Harris stared at her. “It could be dangerous. I need to talk to Marcus first. There may be unexpected consequences.”
T
HEY REACHED THE
forum’s northern triumphal arch well before Whelan. Nick hadn’t been surprised to be asked to join the group, given his role as a translator. But Barbatus had brought Cato along, rather than one of his thugs. And despite Cato carrying a sword, Nick couldn’t help but feel they were arriving a bit light.
With time to kill, it didn’t take long before Barbatus started to greet passers-by as if they were old friends, the consummate politician. He probably barely knew them, but they returned the
duumvir
’s attention enthusiastically, and their sense of anticipation was already palpable. It certainly hadn’t taken long for news of the games to circulate.
Nick looked up at the Temple of Fortuna Augusta. It seemed long ago that he’d spoken with Calpurnia there. Her concerns at the time now seemed inconsequential. Bare tremors against the coming eruption.
She’d better be okay.
“He’s here,” Barbatus said, his voice low. “And he’s got more than two men.”

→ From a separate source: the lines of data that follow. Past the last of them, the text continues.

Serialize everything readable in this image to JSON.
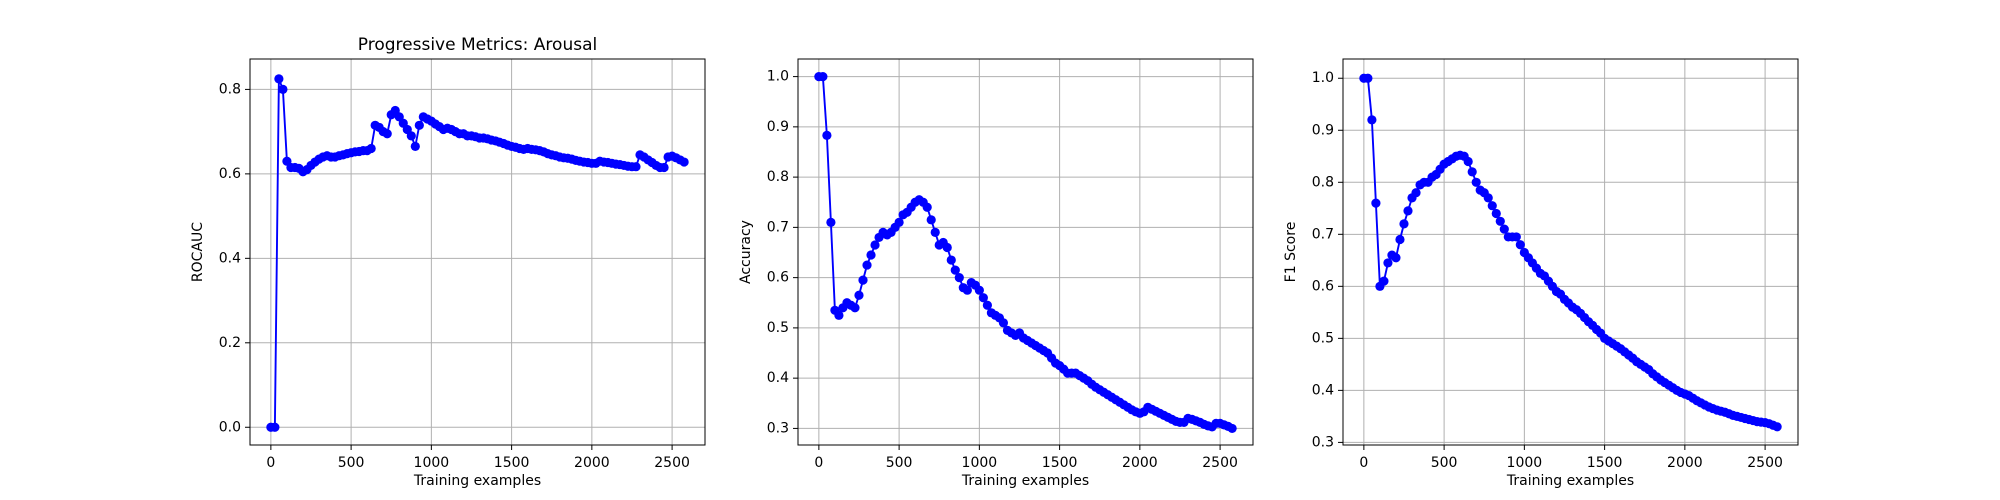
{
  "chart_data": [
    {
      "type": "line",
      "title": "Progressive Metrics: Arousal",
      "x_label": "Training examples",
      "y_label": "ROCAUC",
      "x": [
        0,
        25,
        50,
        75,
        100,
        125,
        150,
        175,
        200,
        225,
        250,
        275,
        300,
        325,
        350,
        375,
        400,
        425,
        450,
        475,
        500,
        525,
        550,
        575,
        600,
        625,
        650,
        675,
        700,
        725,
        750,
        775,
        800,
        825,
        850,
        875,
        900,
        925,
        950,
        975,
        1000,
        1025,
        1050,
        1075,
        1100,
        1125,
        1150,
        1175,
        1200,
        1225,
        1250,
        1275,
        1300,
        1325,
        1350,
        1375,
        1400,
        1425,
        1450,
        1475,
        1500,
        1525,
        1550,
        1575,
        1600,
        1625,
        1650,
        1675,
        1700,
        1725,
        1750,
        1775,
        1800,
        1825,
        1850,
        1875,
        1900,
        1925,
        1950,
        1975,
        2000,
        2025,
        2050,
        2075,
        2100,
        2125,
        2150,
        2175,
        2200,
        2225,
        2250,
        2275,
        2300,
        2325,
        2350,
        2375,
        2400,
        2425,
        2450,
        2475,
        2500,
        2525,
        2550,
        2575
      ],
      "values": [
        0,
        0,
        0.825,
        0.8,
        0.63,
        0.615,
        0.615,
        0.613,
        0.605,
        0.61,
        0.62,
        0.628,
        0.635,
        0.64,
        0.643,
        0.64,
        0.64,
        0.643,
        0.645,
        0.648,
        0.65,
        0.652,
        0.653,
        0.655,
        0.655,
        0.66,
        0.715,
        0.71,
        0.7,
        0.695,
        0.74,
        0.75,
        0.735,
        0.72,
        0.705,
        0.69,
        0.665,
        0.715,
        0.735,
        0.73,
        0.725,
        0.718,
        0.712,
        0.705,
        0.708,
        0.705,
        0.7,
        0.695,
        0.695,
        0.69,
        0.69,
        0.688,
        0.685,
        0.685,
        0.683,
        0.68,
        0.678,
        0.675,
        0.672,
        0.668,
        0.665,
        0.663,
        0.66,
        0.658,
        0.66,
        0.658,
        0.657,
        0.655,
        0.652,
        0.648,
        0.645,
        0.643,
        0.64,
        0.638,
        0.637,
        0.635,
        0.632,
        0.63,
        0.628,
        0.627,
        0.625,
        0.625,
        0.63,
        0.628,
        0.627,
        0.625,
        0.623,
        0.622,
        0.62,
        0.618,
        0.617,
        0.617,
        0.645,
        0.64,
        0.633,
        0.627,
        0.62,
        0.615,
        0.615,
        0.64,
        0.642,
        0.638,
        0.633,
        0.628
      ],
      "color": "#0000ff",
      "grid": true,
      "xlim": [
        -130,
        2705
      ],
      "ylim": [
        -0.042,
        0.872
      ],
      "xticks": [
        0,
        500,
        1000,
        1500,
        2000,
        2500
      ],
      "yticks": [
        {
          "value": 0,
          "label": "0.0"
        },
        0.2,
        0.4,
        0.6,
        0.8
      ]
    },
    {
      "type": "line",
      "x_label": "Training examples",
      "y_label": "Accuracy",
      "x": [
        0,
        25,
        50,
        75,
        100,
        125,
        150,
        175,
        200,
        225,
        250,
        275,
        300,
        325,
        350,
        375,
        400,
        425,
        450,
        475,
        500,
        525,
        550,
        575,
        600,
        625,
        650,
        675,
        700,
        725,
        750,
        775,
        800,
        825,
        850,
        875,
        900,
        925,
        950,
        975,
        1000,
        1025,
        1050,
        1075,
        1100,
        1125,
        1150,
        1175,
        1200,
        1225,
        1250,
        1275,
        1300,
        1325,
        1350,
        1375,
        1400,
        1425,
        1450,
        1475,
        1500,
        1525,
        1550,
        1575,
        1600,
        1625,
        1650,
        1675,
        1700,
        1725,
        1750,
        1775,
        1800,
        1825,
        1850,
        1875,
        1900,
        1925,
        1950,
        1975,
        2000,
        2025,
        2050,
        2075,
        2100,
        2125,
        2150,
        2175,
        2200,
        2225,
        2250,
        2275,
        2300,
        2325,
        2350,
        2375,
        2400,
        2425,
        2450,
        2475,
        2500,
        2525,
        2550,
        2575
      ],
      "values": [
        1.0,
        1.0,
        0.883,
        0.71,
        0.535,
        0.525,
        0.54,
        0.55,
        0.545,
        0.54,
        0.565,
        0.595,
        0.625,
        0.645,
        0.665,
        0.68,
        0.69,
        0.685,
        0.69,
        0.7,
        0.71,
        0.725,
        0.73,
        0.74,
        0.75,
        0.755,
        0.75,
        0.74,
        0.715,
        0.69,
        0.665,
        0.67,
        0.66,
        0.635,
        0.615,
        0.6,
        0.58,
        0.575,
        0.59,
        0.585,
        0.575,
        0.56,
        0.545,
        0.53,
        0.525,
        0.52,
        0.51,
        0.495,
        0.49,
        0.485,
        0.49,
        0.48,
        0.475,
        0.47,
        0.465,
        0.46,
        0.455,
        0.45,
        0.44,
        0.43,
        0.425,
        0.418,
        0.41,
        0.41,
        0.41,
        0.405,
        0.4,
        0.395,
        0.388,
        0.382,
        0.377,
        0.372,
        0.367,
        0.362,
        0.357,
        0.352,
        0.347,
        0.342,
        0.337,
        0.333,
        0.33,
        0.333,
        0.342,
        0.338,
        0.334,
        0.33,
        0.326,
        0.322,
        0.318,
        0.314,
        0.312,
        0.312,
        0.32,
        0.318,
        0.315,
        0.312,
        0.308,
        0.305,
        0.303,
        0.31,
        0.31,
        0.307,
        0.304,
        0.3
      ],
      "color": "#0000ff",
      "grid": true,
      "xlim": [
        -130,
        2705
      ],
      "ylim": [
        0.267,
        1.035
      ],
      "xticks": [
        0,
        500,
        1000,
        1500,
        2000,
        2500
      ],
      "yticks": [
        0.3,
        0.4,
        0.5,
        0.6,
        0.7,
        0.8,
        0.9,
        {
          "value": 1,
          "label": "1.0"
        }
      ]
    },
    {
      "type": "line",
      "x_label": "Training examples",
      "y_label": "F1 Score",
      "x": [
        0,
        25,
        50,
        75,
        100,
        125,
        150,
        175,
        200,
        225,
        250,
        275,
        300,
        325,
        350,
        375,
        400,
        425,
        450,
        475,
        500,
        525,
        550,
        575,
        600,
        625,
        650,
        675,
        700,
        725,
        750,
        775,
        800,
        825,
        850,
        875,
        900,
        925,
        950,
        975,
        1000,
        1025,
        1050,
        1075,
        1100,
        1125,
        1150,
        1175,
        1200,
        1225,
        1250,
        1275,
        1300,
        1325,
        1350,
        1375,
        1400,
        1425,
        1450,
        1475,
        1500,
        1525,
        1550,
        1575,
        1600,
        1625,
        1650,
        1675,
        1700,
        1725,
        1750,
        1775,
        1800,
        1825,
        1850,
        1875,
        1900,
        1925,
        1950,
        1975,
        2000,
        2025,
        2050,
        2075,
        2100,
        2125,
        2150,
        2175,
        2200,
        2225,
        2250,
        2275,
        2300,
        2325,
        2350,
        2375,
        2400,
        2425,
        2450,
        2475,
        2500,
        2525,
        2550,
        2575
      ],
      "values": [
        1.0,
        1.0,
        0.92,
        0.76,
        0.6,
        0.61,
        0.645,
        0.66,
        0.655,
        0.69,
        0.72,
        0.745,
        0.77,
        0.78,
        0.795,
        0.8,
        0.8,
        0.81,
        0.815,
        0.825,
        0.835,
        0.84,
        0.845,
        0.85,
        0.852,
        0.85,
        0.84,
        0.82,
        0.8,
        0.785,
        0.78,
        0.77,
        0.755,
        0.74,
        0.725,
        0.71,
        0.695,
        0.695,
        0.695,
        0.68,
        0.665,
        0.655,
        0.645,
        0.635,
        0.625,
        0.62,
        0.61,
        0.6,
        0.59,
        0.585,
        0.575,
        0.568,
        0.56,
        0.555,
        0.548,
        0.54,
        0.532,
        0.525,
        0.517,
        0.51,
        0.5,
        0.495,
        0.49,
        0.485,
        0.48,
        0.474,
        0.468,
        0.462,
        0.455,
        0.45,
        0.445,
        0.44,
        0.432,
        0.426,
        0.42,
        0.415,
        0.41,
        0.405,
        0.4,
        0.396,
        0.393,
        0.39,
        0.385,
        0.38,
        0.376,
        0.372,
        0.368,
        0.365,
        0.362,
        0.36,
        0.358,
        0.355,
        0.352,
        0.35,
        0.348,
        0.346,
        0.344,
        0.342,
        0.34,
        0.339,
        0.338,
        0.336,
        0.333,
        0.33
      ],
      "color": "#0000ff",
      "grid": true,
      "xlim": [
        -130,
        2705
      ],
      "ylim": [
        0.295,
        1.037
      ],
      "xticks": [
        0,
        500,
        1000,
        1500,
        2000,
        2500
      ],
      "yticks": [
        0.3,
        0.4,
        0.5,
        0.6,
        0.7,
        0.8,
        0.9,
        {
          "value": 1,
          "label": "1.0"
        }
      ]
    }
  ]
}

Nick turned quickly to look up the
via
. Bizarrely, Barbatus didn’t seem concerned. He was just noting the lack of basic arithmetic. But he was right. Whelan was striding towards them with Astridge, and one of the NovusPart security guards. Behind them a wagon was being driven by another guard. Nick squinted. He recognised neither of them, but both guards were clearly carrying handguns. And maybe because of it, Whelan had ventured out without his Taser-enhanced, leather wrist-guard.